Question

How do you solve ${x^2} - 6x = 0$ ?

Answer 1

Hint: In this type of problems, first we need to rewrite the given expression(if necessary) in general form of quadratic equation given by: $a{x^2} + bx + c = 0$, now to find the roots we can make use of the quadratic formula given by: $x = \dfrac{{ - b \pm \sqrt {{b^2} - 4ac} }}{{2a}}$. So by making use of this formula we can easily solve the given expression.

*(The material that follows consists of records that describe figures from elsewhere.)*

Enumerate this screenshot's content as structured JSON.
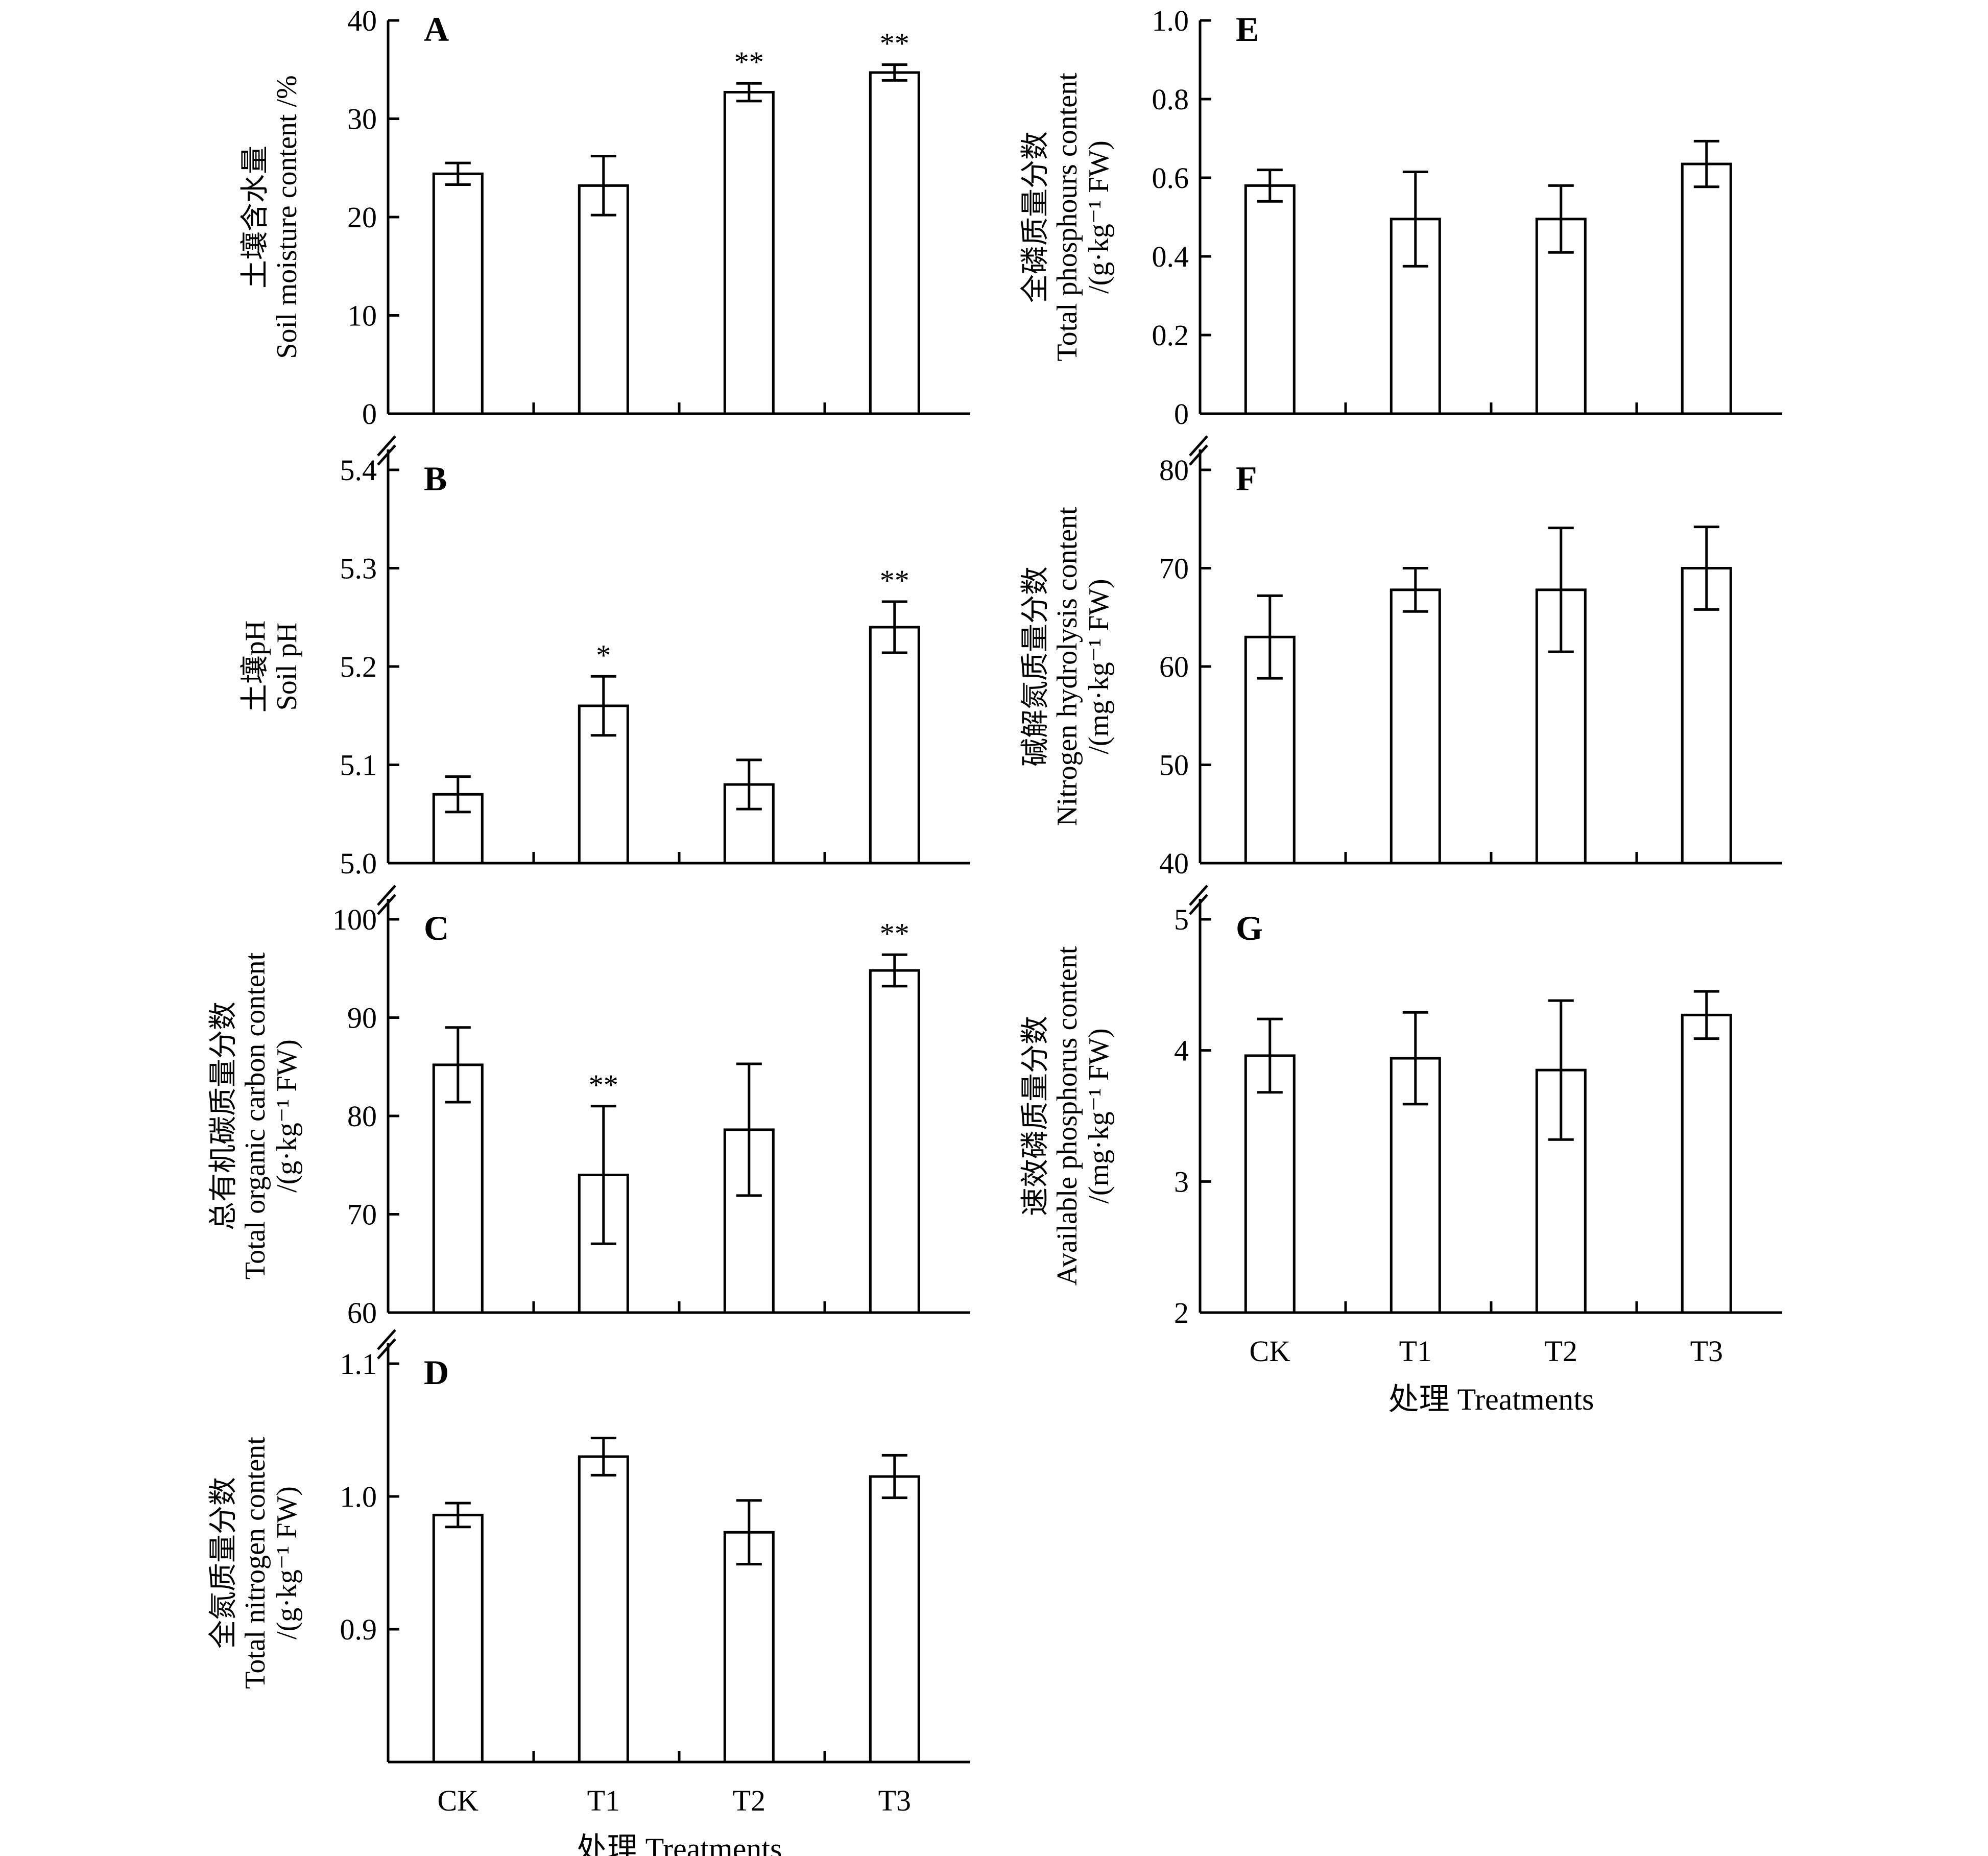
{
  "chart_data": [
    {
      "panel": "A",
      "type": "bar",
      "categories": [
        "CK",
        "T1",
        "T2",
        "T3"
      ],
      "values": [
        24.4,
        23.2,
        32.7,
        34.7
      ],
      "errors": [
        1.1,
        3.0,
        0.9,
        0.8
      ],
      "significance": [
        "",
        "",
        "**",
        "**"
      ],
      "ylabel": [
        "土壤含水量",
        "Soil moisture content /%"
      ],
      "ylim": [
        0,
        40
      ],
      "yticks": [
        "0",
        "10",
        "20",
        "30",
        "40"
      ],
      "tick_values": [
        0,
        10,
        20,
        30,
        40
      ],
      "axis_break": false,
      "show_x_labels": false,
      "xlabel": ""
    },
    {
      "panel": "B",
      "type": "bar",
      "categories": [
        "CK",
        "T1",
        "T2",
        "T3"
      ],
      "values": [
        5.07,
        5.16,
        5.08,
        5.24
      ],
      "errors": [
        0.018,
        0.03,
        0.025,
        0.026
      ],
      "significance": [
        "",
        "*",
        "",
        "**"
      ],
      "ylabel": [
        "土壤pH",
        "Soil pH"
      ],
      "ylim": [
        5.0,
        5.4
      ],
      "yticks": [
        "5.0",
        "5.1",
        "5.2",
        "5.3",
        "5.4"
      ],
      "tick_values": [
        5.0,
        5.1,
        5.2,
        5.3,
        5.4
      ],
      "axis_break": true,
      "show_x_labels": false,
      "xlabel": ""
    },
    {
      "panel": "C",
      "type": "bar",
      "categories": [
        "CK",
        "T1",
        "T2",
        "T3"
      ],
      "values": [
        85.2,
        74.0,
        78.6,
        94.8
      ],
      "errors": [
        3.8,
        7.0,
        6.7,
        1.6
      ],
      "significance": [
        "",
        "**",
        "",
        "**"
      ],
      "ylabel": [
        "总有机碳质量分数",
        "Total organic carbon content",
        "/(g·kg⁻¹ FW)"
      ],
      "ylim": [
        60,
        100
      ],
      "yticks": [
        "60",
        "70",
        "80",
        "90",
        "100"
      ],
      "tick_values": [
        60,
        70,
        80,
        90,
        100
      ],
      "axis_break": true,
      "show_x_labels": false,
      "xlabel": ""
    },
    {
      "panel": "D",
      "type": "bar",
      "categories": [
        "CK",
        "T1",
        "T2",
        "T3"
      ],
      "values": [
        0.986,
        1.03,
        0.973,
        1.015
      ],
      "errors": [
        0.009,
        0.014,
        0.024,
        0.016
      ],
      "significance": [
        "",
        "",
        "",
        ""
      ],
      "ylabel": [
        "全氮质量分数",
        "Total nitrogen content",
        "/(g·kg⁻¹ FW)"
      ],
      "ylim": [
        0.8,
        1.1
      ],
      "yticks": [
        "0.9",
        "1.0",
        "1.1"
      ],
      "tick_values": [
        0.9,
        1.0,
        1.1
      ],
      "axis_break": true,
      "show_x_labels": true,
      "xlabel": "处理 Treatments"
    },
    {
      "panel": "E",
      "type": "bar",
      "categories": [
        "CK",
        "T1",
        "T2",
        "T3"
      ],
      "values": [
        0.58,
        0.495,
        0.495,
        0.635
      ],
      "errors": [
        0.04,
        0.12,
        0.085,
        0.058
      ],
      "significance": [
        "",
        "",
        "",
        ""
      ],
      "ylabel": [
        "全磷质量分数",
        "Total phosphours content",
        "/(g·kg⁻¹ FW)"
      ],
      "ylim": [
        0,
        1.0
      ],
      "yticks": [
        "0",
        "0.2",
        "0.4",
        "0.6",
        "0.8",
        "1.0"
      ],
      "tick_values": [
        0,
        0.2,
        0.4,
        0.6,
        0.8,
        1.0
      ],
      "axis_break": false,
      "show_x_labels": false,
      "xlabel": ""
    },
    {
      "panel": "F",
      "type": "bar",
      "categories": [
        "CK",
        "T1",
        "T2",
        "T3"
      ],
      "values": [
        63.0,
        67.8,
        67.8,
        70.0
      ],
      "errors": [
        4.2,
        2.2,
        6.3,
        4.2
      ],
      "significance": [
        "",
        "",
        "",
        ""
      ],
      "ylabel": [
        "碱解氮质量分数",
        "Nitrogen hydrolysis content",
        "/(mg·kg⁻¹ FW)"
      ],
      "ylim": [
        40,
        80
      ],
      "yticks": [
        "40",
        "50",
        "60",
        "70",
        "80"
      ],
      "tick_values": [
        40,
        50,
        60,
        70,
        80
      ],
      "axis_break": true,
      "show_x_labels": false,
      "xlabel": ""
    },
    {
      "panel": "G",
      "type": "bar",
      "categories": [
        "CK",
        "T1",
        "T2",
        "T3"
      ],
      "values": [
        3.96,
        3.94,
        3.85,
        4.27
      ],
      "errors": [
        0.28,
        0.35,
        0.53,
        0.18
      ],
      "significance": [
        "",
        "",
        "",
        ""
      ],
      "ylabel": [
        "速效磷质量分数",
        "Available phosphorus content",
        "/(mg·kg⁻¹ FW)"
      ],
      "ylim": [
        2,
        5
      ],
      "yticks": [
        "2",
        "3",
        "4",
        "5"
      ],
      "tick_values": [
        2,
        3,
        4,
        5
      ],
      "axis_break": true,
      "show_x_labels": true,
      "xlabel": "处理 Treatments"
    }
  ]
}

Complete step by step answer:
Here in this question they have given an expression which is ${x^2} - 6x = 0$ to solve using quadratic formula.
The general or standard form of the quadratic equation is given by: $a{x^2} + bx + c = 0$ where $a,b,c$ are constant values. Now we need to rewrite the given expression in the general form.
Therefore, the given equation ${x^2} - 6x = 0$ can be written as
 ${x^2} - 6x + 0 = 0$ (Here the value of $c$ is not given which can be written as 0 for simplification purposes).
Now compare the equation ${x^2} - 6x + 0 = 0$ with the general form $a{x^2} + bx + c = 0$ we have $a = 1$ , $b = - 6$ and $c = 0$.
Now to find the roots of $x$ we can make use of the quadratic formula given by: $x = \dfrac{{ - b \pm \sqrt {{b^2} - 4ac} }}{{2a}}$.
Substitute the values $a = 1$ , $b = - 6$ and $c = 0$ in the above equation, we get
$x = \dfrac{{ - ( - 6) \pm \sqrt {{{( - 6)}^2} - 4 \times 1 \times 0} }}{{2 \times 1}}$
$ \Rightarrow x = \dfrac{{6 \pm \sqrt {36} }}{2}$ Here, $36$ can be written as ${6^2}$.
$ \Rightarrow x = \dfrac{{6 \pm \sqrt {{6^2}} }}{2}$
Square and square root get cancelled in the above expression, we get
$ \Rightarrow x = \dfrac{{6 \pm 6}}{2}$ Which is having two roots.
Now simplify for the roots of $x$ , we have
$ \Rightarrow x = \dfrac{{6 + 6}}{2}$ $ \Rightarrow x = \dfrac{{6 - 6}}{2}$

On simplifying the above expression, we get
$x = 6$ and $x = 0$ as the roots of the given equation ${x^2} - 6x = 0$

Note:
Whenever we have this type of problem we can easily find the roots by using the quadratic formula but you need to remember the formula correctly. Here the simplification part is a bit difficult but you can simplify step by step to get the correct answer.